The team will study one group of individuals with the slow nicotine metabolizer and another with the normal, more common metabolizer. Individuals will be randomly assigned to receive a placebo, nicotine patch or Pfizer’s Chantix, otherwise known as varenicline, a medication used to treat smoking addiction.
Once the test is performed on subjects, Professors of Medicine Daniel Polsky and Henry Glick, along with Biostatistics and Statistics professor Daniel Heitjan, will conduct cost-effectiveness analysis in order to assess the long-term savings associated with personalized smoking cessation treatments.

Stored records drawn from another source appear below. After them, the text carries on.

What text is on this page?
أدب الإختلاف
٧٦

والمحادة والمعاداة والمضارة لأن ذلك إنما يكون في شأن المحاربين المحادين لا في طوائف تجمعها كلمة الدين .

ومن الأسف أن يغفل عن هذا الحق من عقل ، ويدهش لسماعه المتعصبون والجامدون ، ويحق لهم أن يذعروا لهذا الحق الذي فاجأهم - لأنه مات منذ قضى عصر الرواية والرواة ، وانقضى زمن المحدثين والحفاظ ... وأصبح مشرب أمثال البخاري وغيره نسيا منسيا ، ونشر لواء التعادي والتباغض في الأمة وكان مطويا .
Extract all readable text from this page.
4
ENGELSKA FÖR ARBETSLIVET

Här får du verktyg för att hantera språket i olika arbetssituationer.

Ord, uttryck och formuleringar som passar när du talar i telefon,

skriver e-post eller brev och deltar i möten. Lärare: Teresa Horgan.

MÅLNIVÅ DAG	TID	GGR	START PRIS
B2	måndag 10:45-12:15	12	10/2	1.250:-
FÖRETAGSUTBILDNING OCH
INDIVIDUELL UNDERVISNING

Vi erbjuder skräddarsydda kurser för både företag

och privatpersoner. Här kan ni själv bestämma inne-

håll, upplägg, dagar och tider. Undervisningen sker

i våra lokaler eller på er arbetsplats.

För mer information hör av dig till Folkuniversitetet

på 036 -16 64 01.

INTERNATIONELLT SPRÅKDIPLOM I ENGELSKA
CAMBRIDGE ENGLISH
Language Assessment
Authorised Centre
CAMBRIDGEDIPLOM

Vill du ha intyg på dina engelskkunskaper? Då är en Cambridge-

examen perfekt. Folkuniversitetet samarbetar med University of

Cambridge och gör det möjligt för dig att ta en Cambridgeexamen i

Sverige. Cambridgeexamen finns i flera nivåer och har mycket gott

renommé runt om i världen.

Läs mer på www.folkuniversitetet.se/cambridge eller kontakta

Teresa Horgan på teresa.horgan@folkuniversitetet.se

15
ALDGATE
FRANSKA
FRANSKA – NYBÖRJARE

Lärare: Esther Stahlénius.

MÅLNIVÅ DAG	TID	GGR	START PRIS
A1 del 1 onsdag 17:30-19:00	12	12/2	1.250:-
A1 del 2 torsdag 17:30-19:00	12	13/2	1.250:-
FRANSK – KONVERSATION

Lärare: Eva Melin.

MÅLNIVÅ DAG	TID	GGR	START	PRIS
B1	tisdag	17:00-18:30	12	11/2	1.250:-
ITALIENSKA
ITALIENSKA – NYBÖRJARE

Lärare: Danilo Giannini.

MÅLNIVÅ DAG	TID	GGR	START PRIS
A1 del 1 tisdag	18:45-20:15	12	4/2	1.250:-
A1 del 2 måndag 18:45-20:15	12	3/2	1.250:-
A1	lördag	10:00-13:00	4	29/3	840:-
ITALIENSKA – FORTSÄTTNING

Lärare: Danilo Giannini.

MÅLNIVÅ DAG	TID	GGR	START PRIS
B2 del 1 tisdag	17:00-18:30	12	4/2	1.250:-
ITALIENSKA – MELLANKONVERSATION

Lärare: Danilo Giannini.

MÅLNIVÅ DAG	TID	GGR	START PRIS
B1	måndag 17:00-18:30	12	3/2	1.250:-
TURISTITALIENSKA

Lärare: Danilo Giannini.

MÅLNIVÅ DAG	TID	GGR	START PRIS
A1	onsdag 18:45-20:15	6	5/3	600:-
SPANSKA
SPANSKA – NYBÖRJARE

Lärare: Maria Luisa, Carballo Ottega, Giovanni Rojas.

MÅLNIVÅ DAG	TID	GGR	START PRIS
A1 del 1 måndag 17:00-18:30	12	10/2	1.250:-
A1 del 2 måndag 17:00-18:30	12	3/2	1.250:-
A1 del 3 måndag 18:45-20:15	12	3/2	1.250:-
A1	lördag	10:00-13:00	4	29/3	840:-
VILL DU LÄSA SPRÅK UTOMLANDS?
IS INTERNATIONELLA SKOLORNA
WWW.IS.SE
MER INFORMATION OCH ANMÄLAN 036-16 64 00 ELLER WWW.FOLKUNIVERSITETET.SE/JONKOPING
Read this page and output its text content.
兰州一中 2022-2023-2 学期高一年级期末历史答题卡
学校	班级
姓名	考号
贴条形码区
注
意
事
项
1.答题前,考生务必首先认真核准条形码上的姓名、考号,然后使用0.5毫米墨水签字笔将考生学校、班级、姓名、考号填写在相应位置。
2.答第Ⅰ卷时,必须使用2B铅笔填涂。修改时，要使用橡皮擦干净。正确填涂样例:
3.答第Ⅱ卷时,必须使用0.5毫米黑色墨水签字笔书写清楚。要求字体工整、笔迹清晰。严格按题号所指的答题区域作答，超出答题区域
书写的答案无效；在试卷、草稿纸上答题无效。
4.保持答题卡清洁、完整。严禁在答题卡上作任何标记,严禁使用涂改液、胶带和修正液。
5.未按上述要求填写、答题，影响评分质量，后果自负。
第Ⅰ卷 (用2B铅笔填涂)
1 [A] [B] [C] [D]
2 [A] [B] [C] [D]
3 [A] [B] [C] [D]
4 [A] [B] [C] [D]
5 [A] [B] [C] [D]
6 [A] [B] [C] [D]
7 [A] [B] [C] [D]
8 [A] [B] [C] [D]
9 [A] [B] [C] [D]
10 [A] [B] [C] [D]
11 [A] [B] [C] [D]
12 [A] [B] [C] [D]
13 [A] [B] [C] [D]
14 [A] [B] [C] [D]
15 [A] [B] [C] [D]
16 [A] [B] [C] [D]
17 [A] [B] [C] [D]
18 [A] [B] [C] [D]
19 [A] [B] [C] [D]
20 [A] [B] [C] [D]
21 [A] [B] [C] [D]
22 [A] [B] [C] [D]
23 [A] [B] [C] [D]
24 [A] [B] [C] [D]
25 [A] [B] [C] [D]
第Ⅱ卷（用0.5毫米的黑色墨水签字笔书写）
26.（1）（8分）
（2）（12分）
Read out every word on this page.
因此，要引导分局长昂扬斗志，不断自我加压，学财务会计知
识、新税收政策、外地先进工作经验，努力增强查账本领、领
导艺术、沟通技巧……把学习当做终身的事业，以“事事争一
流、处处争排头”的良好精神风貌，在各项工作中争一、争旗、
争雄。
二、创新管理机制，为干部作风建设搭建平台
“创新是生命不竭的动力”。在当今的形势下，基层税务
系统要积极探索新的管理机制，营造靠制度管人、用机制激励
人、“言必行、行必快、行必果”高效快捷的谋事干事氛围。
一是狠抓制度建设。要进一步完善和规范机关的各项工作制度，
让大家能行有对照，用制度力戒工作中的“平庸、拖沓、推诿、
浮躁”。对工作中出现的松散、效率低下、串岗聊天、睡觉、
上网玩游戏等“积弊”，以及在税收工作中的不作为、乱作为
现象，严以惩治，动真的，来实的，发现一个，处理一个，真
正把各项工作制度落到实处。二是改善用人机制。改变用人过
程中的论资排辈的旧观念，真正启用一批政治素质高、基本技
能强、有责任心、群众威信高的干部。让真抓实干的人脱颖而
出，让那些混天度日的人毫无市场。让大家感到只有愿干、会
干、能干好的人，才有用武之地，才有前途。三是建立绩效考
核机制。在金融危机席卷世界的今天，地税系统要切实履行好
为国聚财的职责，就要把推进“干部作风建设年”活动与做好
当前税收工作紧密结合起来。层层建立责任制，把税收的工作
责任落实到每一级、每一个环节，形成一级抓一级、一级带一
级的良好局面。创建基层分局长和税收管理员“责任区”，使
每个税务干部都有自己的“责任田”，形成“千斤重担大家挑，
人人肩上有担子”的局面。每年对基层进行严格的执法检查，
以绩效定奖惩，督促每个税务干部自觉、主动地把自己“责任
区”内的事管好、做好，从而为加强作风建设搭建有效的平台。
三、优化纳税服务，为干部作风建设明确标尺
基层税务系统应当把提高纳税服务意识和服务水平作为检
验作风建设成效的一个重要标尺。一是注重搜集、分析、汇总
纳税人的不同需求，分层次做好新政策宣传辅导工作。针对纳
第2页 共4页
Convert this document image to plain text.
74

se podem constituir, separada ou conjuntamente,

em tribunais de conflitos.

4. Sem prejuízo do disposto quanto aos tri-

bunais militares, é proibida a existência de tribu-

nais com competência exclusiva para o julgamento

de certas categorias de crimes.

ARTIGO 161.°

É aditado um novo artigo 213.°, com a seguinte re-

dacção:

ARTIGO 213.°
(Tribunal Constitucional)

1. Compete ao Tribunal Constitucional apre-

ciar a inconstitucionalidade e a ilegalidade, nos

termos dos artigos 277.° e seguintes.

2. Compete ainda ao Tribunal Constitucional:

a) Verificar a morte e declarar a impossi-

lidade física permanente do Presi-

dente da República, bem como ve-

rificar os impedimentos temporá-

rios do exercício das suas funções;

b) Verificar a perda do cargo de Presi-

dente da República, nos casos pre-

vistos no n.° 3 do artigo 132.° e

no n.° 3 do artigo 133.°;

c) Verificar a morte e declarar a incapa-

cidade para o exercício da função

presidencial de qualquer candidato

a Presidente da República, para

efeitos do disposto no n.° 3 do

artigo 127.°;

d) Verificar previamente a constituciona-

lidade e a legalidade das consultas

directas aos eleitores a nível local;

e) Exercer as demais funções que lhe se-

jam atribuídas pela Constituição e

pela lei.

The researchers believe that if the NMR test can extend lifespan a few months and save several hundred dollars, it would be “quite worthwhile,” Heitjan said.
According to both Heitjan and Polsky, while cost-effectiveness analysis may not be widespread throughout scientific studies, it is gaining momentum.
“It’s becoming increasingly important because of all the emphasis on cost savings in the health system,” Heitjan said.
Of the three study treatments, the varenicline pill is the most costly. However, as Polsky pointed out, “if you could find those people for whom a patch would be just as effective, it would cost less.”
With long-term cost and smoking cessation permanence in mind, the researchers hope to translate the clinical trial to practice by “understanding what the real world implications would be,” Polsky said.